Yii Migration Tool (based on Yii v2.0.38)Exception ‘yii\db\Exception’ with message ‘SQLSTATE[HY000] [2002] Connection refused’in /app/vendor/yiisoft/yii2/db/Connection.php:642Error Info:
Array
(
[0] => HY000
[1] => 2002
[2] => Connection refused
)Caused by: Exception ‘PDOException’ with message ‘SQLSTATE[HY000] [2002] Connection refused”

Contents

The cause

This is simple enough: when we added Istio to an environment, it adds its sidecar container to all our pods. With this, sometimes can happen that an application’s container will start before the sidecar with Envoy will be ready to proxy the traffic.

See discussions: Delaying application start until sidecar is ready, App container unable to connect to network before sidecar is fully running и Pod fails to start: Application container unable to access network before sidecar ready.

And solution

In general, Istio waits for the Kubernetes to implement a kind of solution:

The full solution to this in Kubernetes is for k8s to support Sidecar containers as a first class concept, starting them up entirely before starting up the application container.

Check this comment.

But as this solution not done on Kubernetes 1.19, and our AWS Elastic Kubernetes Service works on 1.18, we need to find another way.

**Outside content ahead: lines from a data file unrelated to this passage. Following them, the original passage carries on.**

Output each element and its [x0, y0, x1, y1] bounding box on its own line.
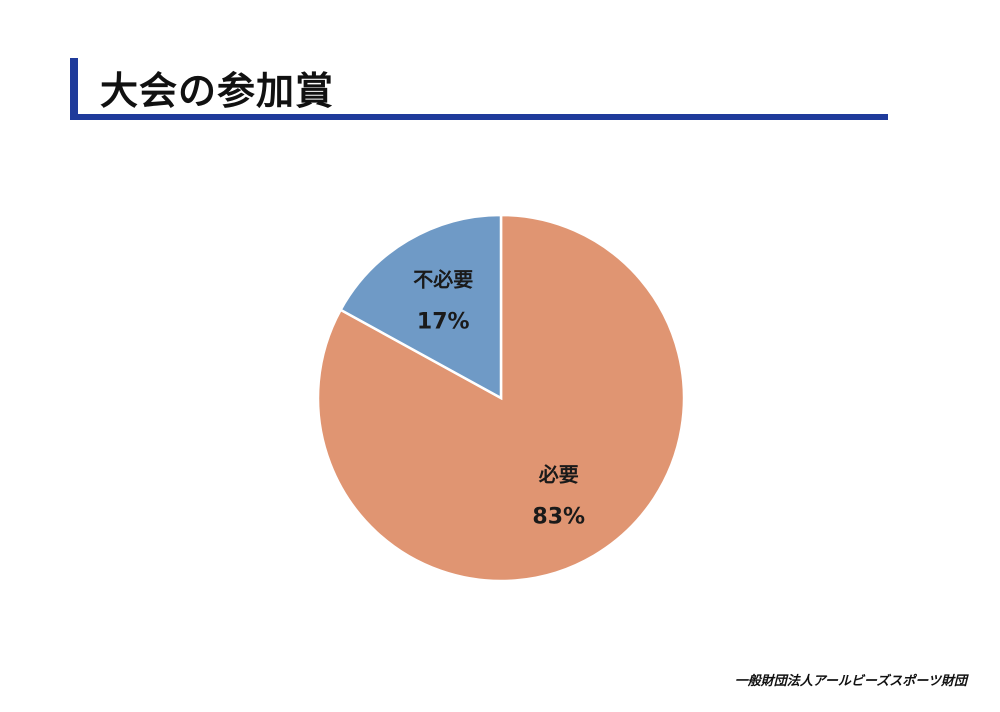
page-title: 大会の参加賞	[100, 69, 335, 113]
pie-value-label-2: 17%	[417, 309, 470, 334]
pie-slice-2	[338, 213, 503, 401]
pie-category-label-2: 不必要	[413, 267, 473, 291]
pie-category-label-1: 必要	[538, 463, 579, 487]
organization-name: 一般財団法人アールビーズスポーツ財団	[734, 674, 967, 689]
slide-title-bar: 大会の参加賞	[70, 58, 888, 120]
pie-value-label-1: 83%	[532, 505, 585, 530]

Still, in the Istio 1.7 version was added an option that can help:

Added config option values.global.proxy.holdApplicationUntilProxyStarts, which causes the sidecar injector to inject the sidecar at the start of the pod’s container list and configures it to block the start of all other containers until the proxy is ready.

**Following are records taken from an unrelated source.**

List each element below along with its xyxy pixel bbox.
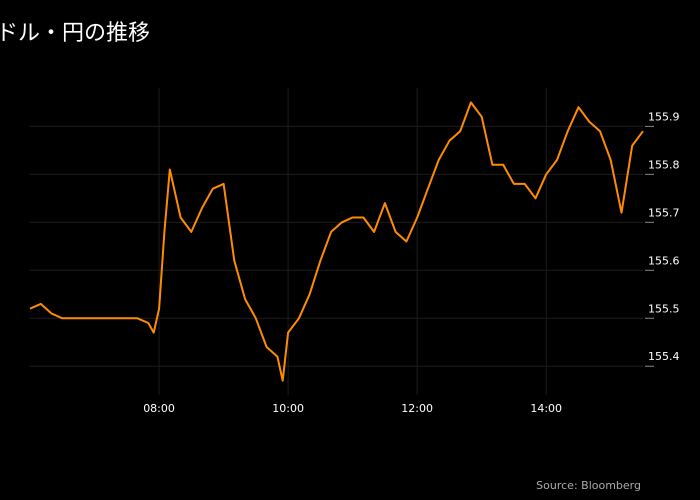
- chart-title: ドル・円の推移: [0, 21, 150, 46]
- y-tick-label: 155.6: [648, 254, 680, 267]
- x-tick-label: 08:00: [143, 402, 175, 415]
- line: [29, 101, 644, 382]
- source: Source: Bloomberg: [536, 479, 641, 492]
- y-tick-label: 155.5: [648, 302, 680, 315]
- y-tick-label: 155.4: [648, 350, 680, 363]
- y-tick-label: 155.9: [648, 110, 680, 123]
- x-tick-label: 10:00: [272, 402, 304, 415]
- y-tick-label: 155.7: [648, 206, 680, 219]
- y-tick-label: 155.8: [648, 158, 680, 171]
- x-tick-label: 14:00: [530, 402, 562, 415]
- x-tick-label: 12:00: [401, 402, 433, 415]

It can be set globally for the whole mesh:

apiVersion: v1
data:
  mesh: |-
    defaultConfig:
      discoveryAddress: istiod.istio-system.svc:15012
      proxy:
        holdApplicationUntilProxyStarts: true
...

Or by a Pod’s level via annotations:

annotations:
  proxy.istio.io/config: '{ "holdApplicationUntilProxyStarts": true }'

Also, there utilities like envoy-preflight that perform checks of the istio-proxy container, and only when it’s alive will start other containers in a pod.

But in our current case the issue was in another: istio-proxy can not start because of the error caused by the DNS settings of the pod, see more at Kubernetes: NodeLocal DNS and the “lookup istiod.istio-system.svc on lookup: no such host” error.

So, when an application started and tried to connect to a MySQL (AWS RDS Aurora), it got the “Connection reset” errors, as Envoy wasn’t able to proxy its traffic.